Meus braços estavam cruzados sobre o peito e meu prato de comida na minha frente sequer tinha esvaziado por completo. Tudo por que uma coisa bizarra aconteceu. Ou melhor, coisas bizarras vêm acontecendo.

E não, não estou falando do manequim possuído pelo ritmo ragatanga no depósito atrás das salas. Estou falando de Ricardo Martini.

Desde o acidente com o café e nossa pequena discussão sobre uma entrega — não entregue — de alguns pacotes de folha A4 ele tem me evitado.

Não estou exagerando. Ricardo realmente tem evitado cruzar meu caminho desde aquele dia, como se eu fosse um aparelho emissor de radiação de 750 milisieverts, e ficar perto de mim significaria assumir a skin calvão de cria o mais rápido do que sua mente pudesse acompanhar.

Eu fazia um lanchinho no refeitório quando ele passou com aquela prancheta, a qual semanalmente ele faz uma conferência no trabalho dos instrutores, já que além de ser seu trabalho como Supervisor era meio que o "informante" do Diretor. Ele repassava se havia algo de errado com nosso trabalho ou algo realmente errado que ocorria dentro da escola.

Que coisa, não?

Não foi somente na hora do meu lanche que ele desviou de mim, ele sequer olhou na minha direção. Estou começando a achar realmente que tem algo saindo de mim, mas nada de radiação, apenas fumaça da minha cabeça e veneno dos meus olhos.

— Não fique pensando nisso Angelina, não vale a pena. Não se esqueça de que ele está mais próximo do seu chefe do que você imagina. — Murmurei apertando o olhar.

— Falando sozinha de novo? — Henrique me deu um sorriso, rapidamente minha expressão mudou.

— Um defeito meu, o que posso fazer? — Brinquei, mas meu sorriso foi desaparecendo lentamente.

Precisávamos conversar, precisávamos muito disso.

— Tem algo pra fazer mais tarde? Você podia passar lá em casa e...

— Angelina, desculpe, mas... Não vai dar pra ir hoje.

— Ah...

— Estou um pouco apertado com umas coisas.

— Se for te atrapalhar ir até lá eu posso ir até sua casa. — Eram cerca de dez minutos de carro, não morávamos exageradamente longe um do outro.

— Eu tenho algo importante pra fazer mais tarde. Podemos nos encontrar outro dia, o quê acha?
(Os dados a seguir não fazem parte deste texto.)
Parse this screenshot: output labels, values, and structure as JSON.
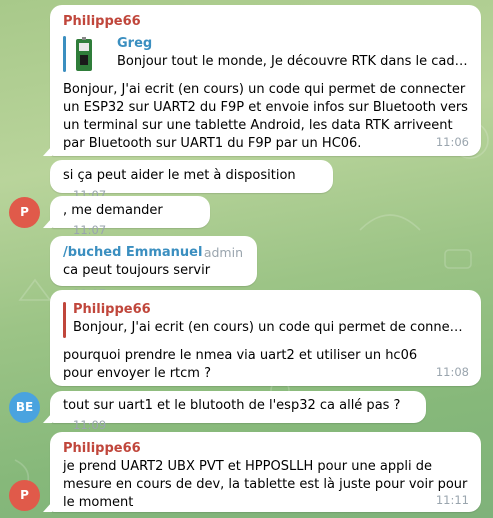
{
  "messages": [
    {
      "sender": "Philippe66",
      "reply_to": {
        "name": "Greg",
        "text": "Bonjour tout le monde, Je découvre RTK dans le cadre d'..."
      },
      "text": "Bonjour, J'ai ecrit (en cours) un code qui permet de connecter un ESP32 sur UART2 du F9P et envoie infos sur Bluetooth vers un terminal sur une tablette Android, les data RTK arriveent par Bluetooth sur UART1 du F9P par un HC06.",
      "time": "11:06"
    },
    {
      "text": "si ça peut aider le met à disposition",
      "time": "11:07"
    },
    {
      "text": ", me demander",
      "time": "11:07",
      "avatar": "P"
    },
    {
      "sender": "/buched Emmanuel",
      "role": "admin",
      "text": "ca peut toujours servir",
      "time": "11:07"
    },
    {
      "reply_to": {
        "name": "Philippe66",
        "text": "Bonjour, J'ai ecrit (en cours) un code qui permet de connecter u..."
      },
      "text": "pourquoi prendre le nmea via uart2 et utiliser un hc06 pour envoyer le rtcm ?",
      "time": "11:08"
    },
    {
      "text": "tout sur uart1 et le blutooth de l'esp32 ca allé pas ?",
      "time": "11:09",
      "avatar": "BE"
    },
    {
      "sender": "Philippe66",
      "text": "je prend UART2 UBX PVT et HPPOSLLH pour une appli de mesure en cours de dev, la tablette est là juste pour voir pour le moment",
      "time": "11:11",
      "avatar": "P"
    }
  ],
  "colors": {
    "sender_red": "#c0463b",
    "sender_blue": "#3b8fc0",
    "avatar_p": "#e05a4a",
    "avatar_be": "#4aa3df",
    "time_grey": "#9aa5ae"
  },
  "icons": [
    "device-thumbnail-icon"
  ]
}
Eu não quero me encontrar num outro dia. Precisamos conversar hoje. Precisamos de um tempo juntos, eu e você e mais ninguém!

Fiquei tentada a dizer, a gritar, todas aquelas palavras. Há dias que eu estava angustiada e cada vez que ele me dava um "fora" ou não me dava oportunidade para dizer o que meu coração realmente necessitava, eu me sentia pior. Muito pior.

— Tá, o-ok então... Eu posso esperar. — Ele abriu um sorriso. Aquele sorriso que me fez me interessar por ele há meses, o sorriso que ele usou pra flertar comigo e me chamar pra sair, e depois, para me pedir em namoro.

Henrique era educado comigo, gentil, e tinha um belo sorriso, mas por que todas essas coisas têm me deixado melancólica?

Ele se inclina e dá um beijo na minha bochecha antes de sair. O vejo indo embora na minha frente e sinto meu coração apertado.

Quando deu horário peguei minhas coisas. Andei pensativa até meu carro no estacionamento. Me sentei no banco do motorista e bati a porta.

Mandei uma mensagem para Olívia perguntando se ela queria sair comigo, ela me respondeu dizendo que está com uma cólica tão forte que tudo o que ela conseguia querer no momento era a cama dela.

Abaixei a cabeça e a descansei no volante por alguns segundos, sentindo dores nas têmporas. Aquela dor me lembrou de algo importante.

— Ah não... Esqueci do meu café da tarde.

Preguiçosamente liguei o carro, me preparei para fazer uma manobra para conseguir sair de onde havia estacionado, porém eu não contava com o fato de outro carro ir na mesma direção, a caminho da saída enquanto eu dava ré.

Meu corpo sacudiu quando bati no carro.

— Não, não, não! — Tirei o cinto e saí depressa do carro. Meu farol estava meio trincado e a lateral do outro carro levemente amassada.

Mas do que adianta estar "levemente" ou "completamente" amassada? Eu que ia ter que pagar o conserto dos dois automóveis!

Passos vieram na minha direção e me levantei de onde estava agachada, dando de cara com Ricardo.

Esse homem é um imã de azar, não é possível.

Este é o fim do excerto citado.